Adam Miller: And Ravi, I’d just add to that. Again, the bid season hasn’t kicked off, we had so maybe just early discussions with some of the shippers that would have a bid coming out in the next quarter or so. The sentiment is, a lot of our customers have enjoyed the low rates that they’ve had in the spot markets, even some of the contract rates. And I think they probably moved a disproportionate amount of their volume than they historically have to brokers where they’re able to capture some of that discount. And our shippers know just like carriers know that the market if not it will turn, it’s when. And they — they’re concerned about ensuring that they’re going to have sustainable capacity. And so, some of the commentary is even though the market may not bare today, they know six months, they could be in a tough position if they don’t have capacity with asset-based carriers, especially in light of some of the failures that we’ve seen as of recently.
So we’re in dialog with our customers, we want it. We’re partners with them. We know we need for a sustainable capacity, and we feel like we’ll be able to work through what we believe would be fair rates moving forward.
Ravi Shanker: Very helpful. A very quick follow-up. Kind of speaking of failures on the logistics side, we did hear headlines that a large digital player may have paused or stopped operations today. What kind of impact do you think that has in the marketplace? And kind of what do you think this tells us about where we are in the cycle and kind of what the brokerage model going forward? Like it was a good thing or a bad thing, kind of — yeah, what does it mean for the industry?
Adam Miller: So [indiscernible] we will answer that Ravi, because I think everybody on the call would like to appreciate the comment, but it’s one question because I think last fall, we had the first — the first analyst asked two, then everyone decided to ask two. So one question.
David Jackson: Ravi, I’m [indiscernible] to that and if we don’t jump in that queue, we will answer that question. Thanks, Ravi.
Ravi Shanker: Understood. Thanks guys.
Operator: Thank you. And your next question comes from the line of Scott Group from Wolfe Research. Your line is open.
Scott Group: Hey, thanks. Good afternoon, guys. So can you just give us some color on the revenue and OR for U.S. Xpress in the quarter? And where that goes from here? And how important is the market? How important is it for the market to get better and pricing to get better to get the U.S. Xpress OR better? Or can you do it without — like can you get to the profitability that you want without getting the pricing up for the market?

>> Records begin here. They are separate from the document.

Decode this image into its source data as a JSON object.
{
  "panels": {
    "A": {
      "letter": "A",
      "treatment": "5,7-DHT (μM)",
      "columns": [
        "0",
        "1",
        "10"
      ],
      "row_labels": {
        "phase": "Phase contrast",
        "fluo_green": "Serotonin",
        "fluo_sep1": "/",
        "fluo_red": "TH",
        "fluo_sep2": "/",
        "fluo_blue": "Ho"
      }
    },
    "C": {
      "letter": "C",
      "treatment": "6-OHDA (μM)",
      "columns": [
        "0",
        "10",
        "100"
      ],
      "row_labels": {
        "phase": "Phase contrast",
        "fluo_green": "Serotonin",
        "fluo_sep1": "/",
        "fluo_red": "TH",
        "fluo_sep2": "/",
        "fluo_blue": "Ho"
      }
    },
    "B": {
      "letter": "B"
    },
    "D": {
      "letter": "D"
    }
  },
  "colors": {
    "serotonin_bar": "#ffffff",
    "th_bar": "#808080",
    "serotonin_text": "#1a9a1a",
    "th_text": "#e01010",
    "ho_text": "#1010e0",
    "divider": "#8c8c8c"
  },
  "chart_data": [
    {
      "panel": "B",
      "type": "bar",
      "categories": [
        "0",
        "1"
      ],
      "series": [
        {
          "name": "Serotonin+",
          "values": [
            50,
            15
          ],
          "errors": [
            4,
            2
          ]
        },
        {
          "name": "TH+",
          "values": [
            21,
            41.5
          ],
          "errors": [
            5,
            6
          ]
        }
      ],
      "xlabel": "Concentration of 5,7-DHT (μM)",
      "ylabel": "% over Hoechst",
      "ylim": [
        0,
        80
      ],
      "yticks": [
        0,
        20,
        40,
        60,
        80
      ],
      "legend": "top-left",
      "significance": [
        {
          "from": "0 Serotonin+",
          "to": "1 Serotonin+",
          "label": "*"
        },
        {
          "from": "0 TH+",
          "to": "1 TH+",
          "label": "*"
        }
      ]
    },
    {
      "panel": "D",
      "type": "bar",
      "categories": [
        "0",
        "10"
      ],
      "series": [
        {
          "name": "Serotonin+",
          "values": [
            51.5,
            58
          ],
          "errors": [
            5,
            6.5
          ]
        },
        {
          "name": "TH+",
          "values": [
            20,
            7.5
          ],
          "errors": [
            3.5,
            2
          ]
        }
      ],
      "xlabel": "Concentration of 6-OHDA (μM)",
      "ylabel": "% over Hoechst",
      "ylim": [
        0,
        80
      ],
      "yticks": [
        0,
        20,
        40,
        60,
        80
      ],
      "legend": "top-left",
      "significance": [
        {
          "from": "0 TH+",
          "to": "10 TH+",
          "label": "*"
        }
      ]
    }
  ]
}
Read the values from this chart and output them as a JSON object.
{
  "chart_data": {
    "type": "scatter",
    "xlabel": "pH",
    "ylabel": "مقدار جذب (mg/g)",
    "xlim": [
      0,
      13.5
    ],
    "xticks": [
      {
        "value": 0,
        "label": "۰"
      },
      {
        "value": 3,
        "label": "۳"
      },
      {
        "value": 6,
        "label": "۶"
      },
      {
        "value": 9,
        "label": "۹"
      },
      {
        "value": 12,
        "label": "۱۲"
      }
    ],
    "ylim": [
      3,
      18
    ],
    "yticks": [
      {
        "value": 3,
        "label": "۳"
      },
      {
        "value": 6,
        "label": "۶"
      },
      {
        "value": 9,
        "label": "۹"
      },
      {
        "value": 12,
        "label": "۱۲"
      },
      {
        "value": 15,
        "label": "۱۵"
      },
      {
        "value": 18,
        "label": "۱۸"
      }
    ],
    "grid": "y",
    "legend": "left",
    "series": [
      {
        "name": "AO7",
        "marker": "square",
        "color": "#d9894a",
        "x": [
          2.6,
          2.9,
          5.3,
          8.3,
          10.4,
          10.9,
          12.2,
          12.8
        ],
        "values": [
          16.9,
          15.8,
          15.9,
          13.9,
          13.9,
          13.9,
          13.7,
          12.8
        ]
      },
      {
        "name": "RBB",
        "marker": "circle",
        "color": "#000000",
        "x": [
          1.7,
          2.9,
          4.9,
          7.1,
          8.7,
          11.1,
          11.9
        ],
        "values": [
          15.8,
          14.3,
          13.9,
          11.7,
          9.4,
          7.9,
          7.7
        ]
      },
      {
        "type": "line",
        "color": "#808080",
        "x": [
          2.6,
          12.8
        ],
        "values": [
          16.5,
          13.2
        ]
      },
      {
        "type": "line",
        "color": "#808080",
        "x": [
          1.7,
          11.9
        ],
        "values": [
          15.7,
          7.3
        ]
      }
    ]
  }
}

Adam Miller: Scott, just given where that business started once we finalized the acquisition. I mean, there is going to need to be improvement in both the cost side and the revenue side of the business. Now on the cost side, we don’t really have to wait for the markets to change. We can move forward on a lot of activities there. On the procurement side, we’re working on building out the terminal network that we expect will help safety, turnover, recruiting, and those all can be — have a meaningful impact to the cost side of the business. Now we’ve made — probably I think we said mid-single-digit improvement in our cost per mile, which we’re excited for. We know that there is more there. On the revenue side, it’s low-single digits and that’s in a market where most are taking hits on the revenue per mile front and we haven’t had a bid season to be able to address where the current rates are for U.S. Xpress.